Any sequence function I want to use (e.g. `happy_sequence`

, `trappy_sequence`

, and so on) will have a similar form: start a list of numbers we’ve seen, use a step function to generate the next number in the sequence, check whether we’ve encountered a loop, and return the sequence if we have. The only detail that differs between these different flavours of sequence function is the way we step from one item in the sequence to the next. The solution, then, is to create a higher-order function that takes in a step function and spits out a new function that generates sequences based on that step function.

For example, I can define a “sequence maker” function that takes a step function as its argument.
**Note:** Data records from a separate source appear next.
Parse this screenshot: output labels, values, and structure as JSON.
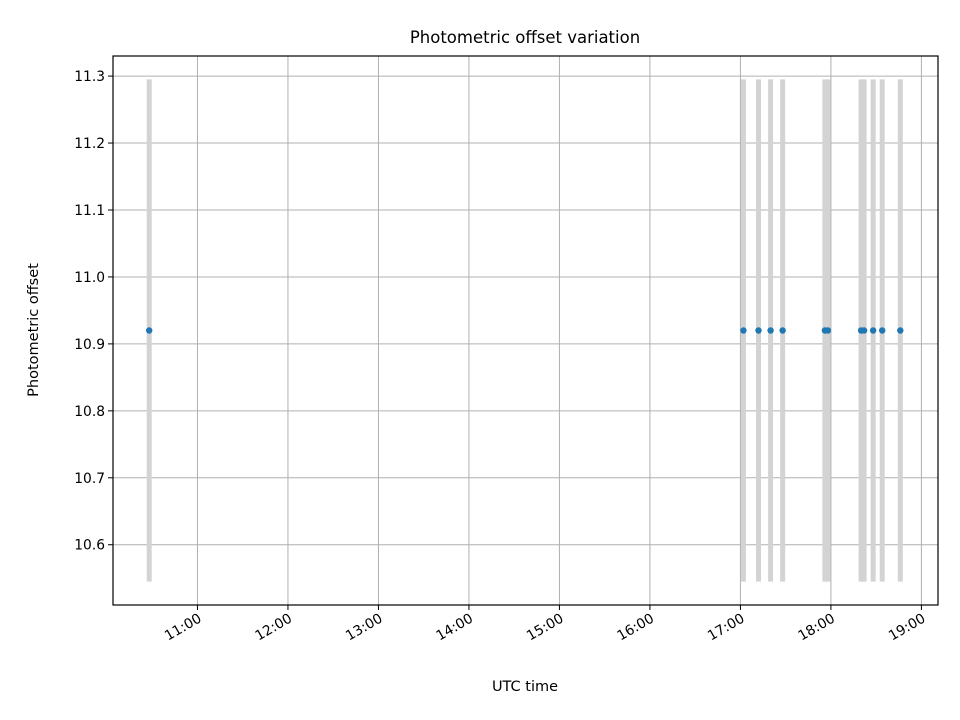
{
  "chart_data": {
    "type": "scatter",
    "title": "Photometric offset variation",
    "xlabel": "UTC time",
    "ylabel": "Photometric offset",
    "x_ticks": [
      "11:00",
      "12:00",
      "13:00",
      "14:00",
      "15:00",
      "16:00",
      "17:00",
      "18:00",
      "19:00"
    ],
    "y_ticks": [
      "10.6",
      "10.7",
      "10.8",
      "10.9",
      "11.0",
      "11.1",
      "11.2",
      "11.3"
    ],
    "xlim": [
      "10:04",
      "19:11"
    ],
    "ylim": [
      10.51,
      11.33
    ],
    "grid": true,
    "series": [
      {
        "x": [
          "10:28",
          "17:02",
          "17:12",
          "17:20",
          "17:28",
          "17:56",
          "17:58",
          "18:20",
          "18:22",
          "18:28",
          "18:34",
          "18:46"
        ],
        "y": [
          10.92,
          10.92,
          10.92,
          10.92,
          10.92,
          10.92,
          10.92,
          10.92,
          10.92,
          10.92,
          10.92,
          10.92
        ],
        "error_low": 10.545,
        "error_high": 11.295
      }
    ],
    "colors": {
      "points": "#1f77b4",
      "error_bars": "#d3d3d3",
      "grid": "#b0b0b0"
    }
  }
}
I define a new function *inside* the sequence maker, plugging in the appropriate step function (marked with an arrow), and then return the inner function I just created:

```
def sequence_maker(step_function):
def sequence_function(n, base=10, max=10_000):
seq = [n]
while len(seq) < max:
n = step_function(n, base) # <---
if n in seq:
return seq
seq.append(n)
raise OverflowError("maximum sequence length exceeded")
return sequence_function
```

Now all I need to do is define my step function, plug it into `sequence_maker`

, and save the returned function to `happy_sequence`

:

```
def happy_step(n, base=10):
d = digits(n, base)
return sum([x ** 2 for x in d])
happy_sequence = sequence_maker(happy_step)
```

And if I want to create a function for generating a new kind of sequence, all I need to do is provide a new step function:

```
def trappy_step(n, base=10):
d = digits(n, base)
return sum([x ** 3 for x in d])
trappy_sequence = sequence_maker(trappy_step)
```

Now let’s put the whole thing together, creating higher-order functions to generate sequence functions, is functions, and head-cycle functions, and then use them to create functions to explore happy numbers and trappy numbers:

```
def digits(n, base=10):
if n == 0:
return []
else:
quotient, remainder = divmod(n, base)
return [remainder] + digits(quotient, base)
##############################
# the higher-order functions #
##############################
def sequence_maker(step_function):
def sequence_function(n, base=10, max=10_000):
seq = [n]
while len(seq) < max:
n = step_function(n, base)
if n in seq:
return seq
seq.append(n)
raise OverflowError("maximum sequence length exceeded")
return sequence_function
def is_maker(sequence_function):
def is_function(n, base=10):
seq = sequence_function(n, base)
return seq[-1] == 1
return is_function
def head_cycle_maker(step_function, sequence_function):
def head_cycle_function(n, base=10):
seq = sequence_function(n, base)
cycle_start_val = step_function(seq[-1])
cycle_index = seq.index(cycle_start_val)
head = seq[:cycle_index]
cycle = seq[cycle_index:]
return head, cycle
return head_cycle_function
###################################
# creating happy number functions #
###################################
def happy_step(n, base=10):
d = digits(n, base)
return sum([x ** 2 for x in d])
happy_sequence = sequence_maker(happy_step)
is_happy = is_maker(happy_sequence)
happy_head_cycle = head_cycle_maker(happy_step, happy_sequence)
####################################
# creating trappy number functions #
####################################
def trappy_step(n, base=10):
d = digits(n, base)
return sum([x ** 3 for x in d])
trappy_sequence = sequence_maker(trappy_step)
is_trappy = is_maker(trappy_sequence)
trappy_head_cycle = head_cycle_maker(trappy_step, trappy_sequence)
```

Posted: Feb 22, 2022. Last updated: Feb 22, 2022.